Avec une transaction d’environ 300 millions de dollars sur des immeubles loués à Loblaw dans dix provinces, la firme montréalaise Leyad signe la plus grosse opération immobilière de détail conclue au Canada depuis le début de 2026. Derrière les baux, un locataire dont les bannières québécoises reposent en partie sur des marchands franchisés.
Leyad a annoncé la clôture de l’opération le 3 septembre 2026. Elle porte sur un portefeuille d’immeubles de détail mono-locataires loués à Loblaw Companies Limited, et la clôture annoncée représente la majorité substantielle de la transaction, après une première clôture plus tôt cette année. La firme se décrit comme l’une des plus importantes sociétés immobilières privées au Canada, avec plus de 12 millions de pieds carrés et environ 500 employés.
Huit immeubles, des baux triple net de quatorze ans en moyenne
Le portefeuille compte huit immeubles mono-locataires loués à Loblaw sous des baux triple net, une formule où le locataire assume les taxes, les assurances et l’entretien. La durée moyenne pondérée des baux atteint environ quatorze ans, ce qui verrouille un revenu contractuel de long terme auprès du plus important détaillant alimentaire au pays.
Après la transaction, Loblaw devient le premier locataire de Leyad par revenus. « Cette transaction est déterminante pour Leyad et marque une étape importante dans la croissance de notre plateforme nationale », a expliqué Greg Castiel, premier vice-président, commercial, chez Leyad.
Durée moyenne pondérée des baux
Les huit immeubles sont loués à Loblaw sous des baux triple net d’une durée moyenne pondérée d’environ quatorze ans. (Source : communiqué Leyad, 3 septembre 2026)

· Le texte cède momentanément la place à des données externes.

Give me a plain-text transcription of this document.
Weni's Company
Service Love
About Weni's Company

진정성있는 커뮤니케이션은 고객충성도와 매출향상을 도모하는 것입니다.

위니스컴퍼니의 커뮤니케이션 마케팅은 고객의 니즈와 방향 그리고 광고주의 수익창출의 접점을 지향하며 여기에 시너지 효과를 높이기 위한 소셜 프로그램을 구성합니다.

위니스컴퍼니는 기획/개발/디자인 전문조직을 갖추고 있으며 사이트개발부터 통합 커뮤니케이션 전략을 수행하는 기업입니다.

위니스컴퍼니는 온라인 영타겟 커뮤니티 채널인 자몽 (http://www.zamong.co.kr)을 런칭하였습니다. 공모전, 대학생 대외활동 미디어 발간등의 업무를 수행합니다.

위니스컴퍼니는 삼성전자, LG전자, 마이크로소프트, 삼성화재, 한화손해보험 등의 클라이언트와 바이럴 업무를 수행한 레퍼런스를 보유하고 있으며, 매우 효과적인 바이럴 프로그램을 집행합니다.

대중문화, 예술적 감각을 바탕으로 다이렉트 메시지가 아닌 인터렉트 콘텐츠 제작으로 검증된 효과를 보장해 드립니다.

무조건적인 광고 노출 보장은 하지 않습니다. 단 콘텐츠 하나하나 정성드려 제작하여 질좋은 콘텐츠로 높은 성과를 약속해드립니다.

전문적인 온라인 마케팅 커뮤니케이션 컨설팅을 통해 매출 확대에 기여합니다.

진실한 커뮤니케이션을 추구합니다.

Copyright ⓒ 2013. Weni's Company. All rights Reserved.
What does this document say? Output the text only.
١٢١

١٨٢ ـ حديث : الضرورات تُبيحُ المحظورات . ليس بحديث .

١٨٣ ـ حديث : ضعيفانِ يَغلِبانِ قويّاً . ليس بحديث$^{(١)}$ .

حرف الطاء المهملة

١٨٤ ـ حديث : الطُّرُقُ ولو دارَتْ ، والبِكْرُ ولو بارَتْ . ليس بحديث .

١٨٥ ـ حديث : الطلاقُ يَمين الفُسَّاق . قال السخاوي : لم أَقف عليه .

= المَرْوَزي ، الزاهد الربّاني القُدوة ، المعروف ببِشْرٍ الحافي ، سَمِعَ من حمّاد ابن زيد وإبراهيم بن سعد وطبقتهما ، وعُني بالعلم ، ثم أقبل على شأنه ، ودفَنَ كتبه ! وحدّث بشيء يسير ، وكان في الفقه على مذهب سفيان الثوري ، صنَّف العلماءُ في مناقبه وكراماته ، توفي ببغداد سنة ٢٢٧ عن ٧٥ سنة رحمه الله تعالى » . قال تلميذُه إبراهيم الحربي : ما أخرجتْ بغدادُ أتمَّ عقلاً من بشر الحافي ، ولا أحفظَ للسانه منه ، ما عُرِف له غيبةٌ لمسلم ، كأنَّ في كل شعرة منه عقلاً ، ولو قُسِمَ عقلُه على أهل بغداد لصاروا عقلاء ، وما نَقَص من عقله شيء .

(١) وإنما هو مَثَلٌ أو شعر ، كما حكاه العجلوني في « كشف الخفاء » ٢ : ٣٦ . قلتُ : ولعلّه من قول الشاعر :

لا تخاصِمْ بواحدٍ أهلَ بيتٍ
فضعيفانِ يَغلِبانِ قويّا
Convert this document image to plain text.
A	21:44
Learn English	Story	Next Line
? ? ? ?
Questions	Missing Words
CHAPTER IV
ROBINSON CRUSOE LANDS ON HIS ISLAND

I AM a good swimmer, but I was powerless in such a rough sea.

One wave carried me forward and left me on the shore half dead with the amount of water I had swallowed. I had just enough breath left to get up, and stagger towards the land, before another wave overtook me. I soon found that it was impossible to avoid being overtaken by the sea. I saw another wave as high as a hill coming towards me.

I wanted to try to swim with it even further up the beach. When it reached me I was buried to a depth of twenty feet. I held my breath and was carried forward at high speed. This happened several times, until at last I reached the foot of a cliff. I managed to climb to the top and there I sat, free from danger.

Ce que Loblaw comme locataire signifie pour les marchands franchisés du Québec
Le communiqué ne ventile pas les immeubles par province, et nous ne le déduisons pas. Ce qui est établi, c’est le locataire. Au Québec, Loblaw exploite notamment les bannières Provigo, Provigo Le Marché et Maxi. Le cas de Provigo est particulier dans le paysage québécois : en décembre 2020, Loblaw annonçait la conversion graduelle de l’ensemble du réseau Provigo en magasins franchisés, une quinzaine dès l’année suivante et la totalité visée pour la fin de 2022.
Pour un marchand franchisé, le propriétaire de l’immeuble n’est pas un détail. C’est lui qui décide des travaux, du stationnement, de la signalisation et des locataires voisins. Ici, le bail principal reste au nom de Loblaw, pas du franchisé : le marchand n’a donc pas de rapport direct avec le nouveau propriétaire, mais il vit les décisions immobilières prises au-dessus de lui.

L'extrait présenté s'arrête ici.